Pakistan’s last two tours of England have ended in controversial – not to mention heavy – defeats: the forfeiture at The Oval in 2006 led to a 3-0 scoreline, while England wrapped up the series 3-1 four years later. Their last Test series win in this country came 20 years ago, in 1996, but they arrive this time as the higher ranked side, on the back of a thorough programme of preparation and acclimatisation, and having won their five of their last six Test matches against England.
Pakistan briefly rose to No. 2 in the ICC Test rankings – they are currently third, a place above England – after beating England 2-0 in the UAE last year and Wahab pointed to Misbah-ul-Haq, who stepped up to replace Salman Butt as captain after the 2010 spot-fixing crisis and oversee the rebuilding of the team, as the main reason for their recent success.
“What has happened before has gone,” he said. “It was six years ago and Pakistan have made their name in Test cricket. From the last four years we have had a Test ranking of two, three, four. Under the captaincy of Misbah this team is much more united.
“We have seen the hard time of Pakistan cricket. It’s easy to see and easy to talk about but we have worked hard after what happened. We have managed to make people all over the world believe that Pakistan is a good Test team. The belief will come – it depends how much crowd will come and want to see the Test matches. If it is a full house that means they do believe in the Pakistan team. Pakistan are a strong team and can always give you a hard time.”
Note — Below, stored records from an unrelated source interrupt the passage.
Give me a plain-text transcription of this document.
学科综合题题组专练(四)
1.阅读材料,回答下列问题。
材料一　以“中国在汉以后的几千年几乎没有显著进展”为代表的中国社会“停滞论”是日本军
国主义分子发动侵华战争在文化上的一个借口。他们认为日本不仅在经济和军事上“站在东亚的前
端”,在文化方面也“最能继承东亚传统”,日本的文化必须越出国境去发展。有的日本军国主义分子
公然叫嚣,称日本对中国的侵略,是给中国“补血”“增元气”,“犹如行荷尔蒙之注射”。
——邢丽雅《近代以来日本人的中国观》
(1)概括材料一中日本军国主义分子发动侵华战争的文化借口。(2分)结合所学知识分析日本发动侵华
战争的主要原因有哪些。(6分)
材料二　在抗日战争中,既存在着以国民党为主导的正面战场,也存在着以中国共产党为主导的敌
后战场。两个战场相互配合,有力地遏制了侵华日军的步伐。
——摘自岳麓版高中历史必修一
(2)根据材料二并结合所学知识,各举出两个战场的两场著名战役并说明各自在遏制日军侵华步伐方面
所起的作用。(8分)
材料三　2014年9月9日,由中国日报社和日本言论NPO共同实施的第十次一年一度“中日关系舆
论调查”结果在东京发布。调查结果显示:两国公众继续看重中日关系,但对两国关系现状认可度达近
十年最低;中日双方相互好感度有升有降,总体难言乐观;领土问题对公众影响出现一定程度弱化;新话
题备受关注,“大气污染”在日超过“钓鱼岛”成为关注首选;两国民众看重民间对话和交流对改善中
Amir’s exciting career came to a shuddering halt during the Lord’s Test in 2010 when he and new-ball partner Mohammad Asif were caught bowling no-balls to order on the instructions of captain Salman Butt as part of a tabloid newspaper sting operation. All three received five-year bans from cricket and together with sports agent Mazhar Majeed, jail terms.
Amir, who served three months in an English young offenders institute, has only featured in the game’s shorter formats since his return to Pakistan duty in January.